Componentes de um programa construtivo

Os diferentes componentes que os programas construtivos tentam incorporar em seu trabalho são igualdade, educação libertadora, autonomia econômica e meio-ambiente limpo. Tenha cuidado, contudo: não é só porque uma atividade parece abordar completamente uma delas que esta atividade equivale a um programa construtivo. Não é apenas porque uma grande corporação multinacional vende café originário de comércio justo em suas lojas que podemos considerar seu trabalho como um programa construtivo com foco na autoconfiança econômica para os agricultores! A violência estrutural do sistema econômico não está sendo abordada por meio desse trabalho; ou seja, os agricultores se tornaram um pouco mais dependentes de estruturas opressivas. O programa construtivo é um elemento de mudança social não violenta e, portanto, deve basear-se em princípios não-violentos.

O Instituto de Permacultura de El Salvador (IPES - http://permacultura.com.sv) é um exemplo de como os quatro componentes de um programa construtivo podem ser implementados. O IPES ensina às comunidades de camponeses (agricultores de subsistência) em El Salvador o modelo de permacultura rigorosamente sustentável para o meio ambiente. Os quatro componentes do programa construtivo são descritos na tabela da página seguinte, seguidos de um exemplo de como o trabalho do IPES promove a igualdade, a educação, desenvolve a autonomia econômica e incentiva o trabalho ecologicamente sustentável.

O processo de trabalhar em um programa construtivo tem benefícios fundamentais, o primeiro dos quais resultante na prestação de assistência imediata aos que mais precisam - o programa construtivo deve atender a uma necessidade particular e concreta de uma comunidade. À medida que as pessoas se reúnem em comunidade - não em ações individuais -, elas criam as bases para a mudança social. Gandhi elaborou o programa construtivo quando em treinamento para desobediência civil - que muitas vezes incluía a não colaboração. O trabalho construtivo oferece oportunidades para desenvolver as habilidades necessárias para construir uma nova sociedade.

Igualdade

A compreensão de Gandhi do programa construtivo

Para Gandhi, a igualdade poderia ser buscada através da criação de “ashrams”, (comunidades hindus auto-sustentáveis, normalmente vinculadas à elevação espiritual), da elaboração de campanhas políticas e de empresas cooperativas que se sobrepusessem às divisões sociais.

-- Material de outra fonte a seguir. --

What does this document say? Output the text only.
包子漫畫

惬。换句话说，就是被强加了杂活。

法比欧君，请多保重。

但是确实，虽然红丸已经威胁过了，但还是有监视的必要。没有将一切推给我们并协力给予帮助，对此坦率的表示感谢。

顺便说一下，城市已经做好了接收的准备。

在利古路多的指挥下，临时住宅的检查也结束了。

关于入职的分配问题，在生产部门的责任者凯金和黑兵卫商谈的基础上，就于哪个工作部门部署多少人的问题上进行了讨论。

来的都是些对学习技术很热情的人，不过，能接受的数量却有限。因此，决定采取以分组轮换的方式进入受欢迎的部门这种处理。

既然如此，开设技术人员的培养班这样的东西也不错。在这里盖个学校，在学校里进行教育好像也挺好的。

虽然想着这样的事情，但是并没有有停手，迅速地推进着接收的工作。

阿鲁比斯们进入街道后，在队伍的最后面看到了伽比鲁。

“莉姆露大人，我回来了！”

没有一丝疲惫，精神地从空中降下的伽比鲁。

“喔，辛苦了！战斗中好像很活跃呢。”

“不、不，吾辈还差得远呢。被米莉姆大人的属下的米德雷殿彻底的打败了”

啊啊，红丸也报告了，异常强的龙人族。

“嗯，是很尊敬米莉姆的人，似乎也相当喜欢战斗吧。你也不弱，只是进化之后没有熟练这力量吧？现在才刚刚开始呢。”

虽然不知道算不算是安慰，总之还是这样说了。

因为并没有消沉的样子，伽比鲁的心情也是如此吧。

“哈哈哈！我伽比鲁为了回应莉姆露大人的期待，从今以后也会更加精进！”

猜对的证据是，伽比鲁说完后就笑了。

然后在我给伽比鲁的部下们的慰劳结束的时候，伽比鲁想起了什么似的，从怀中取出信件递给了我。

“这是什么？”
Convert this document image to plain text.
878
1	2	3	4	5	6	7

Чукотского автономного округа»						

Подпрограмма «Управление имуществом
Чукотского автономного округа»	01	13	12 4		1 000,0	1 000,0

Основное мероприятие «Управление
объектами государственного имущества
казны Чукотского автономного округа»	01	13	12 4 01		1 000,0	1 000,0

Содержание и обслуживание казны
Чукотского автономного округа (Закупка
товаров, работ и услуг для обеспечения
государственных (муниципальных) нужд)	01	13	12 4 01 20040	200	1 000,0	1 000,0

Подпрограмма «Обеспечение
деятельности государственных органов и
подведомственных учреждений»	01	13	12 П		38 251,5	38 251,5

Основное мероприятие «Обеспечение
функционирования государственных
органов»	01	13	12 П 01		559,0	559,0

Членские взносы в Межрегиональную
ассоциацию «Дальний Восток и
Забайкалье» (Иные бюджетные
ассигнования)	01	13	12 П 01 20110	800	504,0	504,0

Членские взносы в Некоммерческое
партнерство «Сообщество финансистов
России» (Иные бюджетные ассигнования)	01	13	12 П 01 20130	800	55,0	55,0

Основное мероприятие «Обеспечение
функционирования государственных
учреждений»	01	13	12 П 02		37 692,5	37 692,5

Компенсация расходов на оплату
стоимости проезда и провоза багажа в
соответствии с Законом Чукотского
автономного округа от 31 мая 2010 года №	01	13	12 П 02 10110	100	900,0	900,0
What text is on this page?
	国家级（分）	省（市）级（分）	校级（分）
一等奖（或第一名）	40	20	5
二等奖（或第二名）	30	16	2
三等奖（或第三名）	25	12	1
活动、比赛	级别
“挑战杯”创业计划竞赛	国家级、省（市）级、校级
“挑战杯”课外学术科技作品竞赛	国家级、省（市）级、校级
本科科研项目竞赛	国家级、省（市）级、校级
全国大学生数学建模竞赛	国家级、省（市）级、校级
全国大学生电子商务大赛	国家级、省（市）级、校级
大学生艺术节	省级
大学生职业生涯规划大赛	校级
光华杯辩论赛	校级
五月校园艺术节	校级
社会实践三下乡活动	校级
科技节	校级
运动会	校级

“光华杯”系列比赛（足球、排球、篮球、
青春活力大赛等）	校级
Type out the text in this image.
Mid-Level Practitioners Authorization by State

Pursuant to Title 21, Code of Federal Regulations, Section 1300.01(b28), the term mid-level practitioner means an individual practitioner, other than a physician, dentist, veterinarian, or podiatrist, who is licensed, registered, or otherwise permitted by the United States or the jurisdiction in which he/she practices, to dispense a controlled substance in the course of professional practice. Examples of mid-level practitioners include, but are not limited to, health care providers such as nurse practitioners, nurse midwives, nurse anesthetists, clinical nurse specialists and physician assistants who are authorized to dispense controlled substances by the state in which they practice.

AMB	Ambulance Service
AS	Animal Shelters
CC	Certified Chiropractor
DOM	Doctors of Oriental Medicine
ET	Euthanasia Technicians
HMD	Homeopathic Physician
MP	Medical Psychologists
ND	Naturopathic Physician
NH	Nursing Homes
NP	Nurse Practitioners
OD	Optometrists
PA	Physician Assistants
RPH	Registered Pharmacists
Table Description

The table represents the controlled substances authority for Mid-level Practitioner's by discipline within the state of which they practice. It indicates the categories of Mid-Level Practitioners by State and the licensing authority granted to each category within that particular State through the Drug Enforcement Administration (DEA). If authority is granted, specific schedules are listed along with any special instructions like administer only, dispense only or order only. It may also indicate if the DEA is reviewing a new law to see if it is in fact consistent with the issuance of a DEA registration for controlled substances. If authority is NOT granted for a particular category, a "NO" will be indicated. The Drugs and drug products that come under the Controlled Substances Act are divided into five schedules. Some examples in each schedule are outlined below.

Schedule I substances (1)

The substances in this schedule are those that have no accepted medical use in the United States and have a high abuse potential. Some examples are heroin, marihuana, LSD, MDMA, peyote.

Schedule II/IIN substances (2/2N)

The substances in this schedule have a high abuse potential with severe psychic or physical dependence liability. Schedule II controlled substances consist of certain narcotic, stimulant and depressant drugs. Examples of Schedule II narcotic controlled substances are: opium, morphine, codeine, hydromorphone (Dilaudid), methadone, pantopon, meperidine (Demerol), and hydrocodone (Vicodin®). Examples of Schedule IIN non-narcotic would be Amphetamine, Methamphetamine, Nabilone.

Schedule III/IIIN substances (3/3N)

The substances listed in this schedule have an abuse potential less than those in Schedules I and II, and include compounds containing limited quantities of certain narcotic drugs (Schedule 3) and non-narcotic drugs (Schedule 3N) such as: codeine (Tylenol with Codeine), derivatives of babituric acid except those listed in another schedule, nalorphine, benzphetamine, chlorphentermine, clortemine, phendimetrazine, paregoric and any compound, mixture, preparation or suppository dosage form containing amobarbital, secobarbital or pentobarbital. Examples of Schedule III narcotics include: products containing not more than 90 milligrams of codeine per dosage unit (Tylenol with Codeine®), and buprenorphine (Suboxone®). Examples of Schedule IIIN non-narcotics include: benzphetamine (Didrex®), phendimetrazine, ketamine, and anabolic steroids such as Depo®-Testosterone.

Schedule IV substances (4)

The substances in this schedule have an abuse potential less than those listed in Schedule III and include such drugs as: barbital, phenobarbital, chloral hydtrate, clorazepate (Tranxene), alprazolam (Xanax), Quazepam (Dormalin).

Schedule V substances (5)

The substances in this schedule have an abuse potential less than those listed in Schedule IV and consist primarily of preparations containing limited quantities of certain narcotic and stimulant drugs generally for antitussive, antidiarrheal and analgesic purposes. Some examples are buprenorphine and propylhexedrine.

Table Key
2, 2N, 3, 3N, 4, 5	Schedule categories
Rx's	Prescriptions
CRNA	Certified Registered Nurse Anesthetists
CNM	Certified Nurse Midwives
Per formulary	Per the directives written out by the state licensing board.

Isso reduziria cisões comunitárias e religiosas, desigualdades de gênero e distinções de castas - especialmente em relação aos "intocáveis" - e incluiria membros das "tribos das montanhas" e pessoas que sofriam de lepra. Trabalhar pela igualdade significa superar a opressão e a violência estrutural (ver "violência").

Programa construtivo em El Salvador

O IPES treina os camponeses, apoiando comunidades com um poder social relativamente pequeno para se vincularem, criando uma rede inter-dependente e colaborativa. O IPES oferece treinamento em técnicas práticas de permacultura e desenvolve em seus participantes habilidades necessárias para atuarem como líderes de permacultura quando retornam a casa. Os formandos são encorajados a praticar e aprender uns com os outros, e os líderes locais são organizados em associações, dando-lhes voz poderosa nas estratégias de desenvolvimento. Desta forma, eles angariam apoio e advogam pelo uso de práticas agrícolas e de vida sustentáveis ​​frente ao governo e às ONG’s.

Educação

A compreensão de Gandhi do programa construtivo

Gandhi iniciou projetos educacionais; campanhas de alfabetização para promover habilidades básicas de leitura e de matemática, educação política, conhecimento sobre saúde e treinamento de não-violência para estudantes. A abordagem de "conscientisação" ou "educação popular" de Paulo Friere é um exemplo de como a educação pode oferecer à comunidade uma visão radical sobre as condições estruturais que sustentam os problemas que lhe afeta; o artigo de ativistas nepaleses sobre a reforma agrária também exemplifica essa abordagem.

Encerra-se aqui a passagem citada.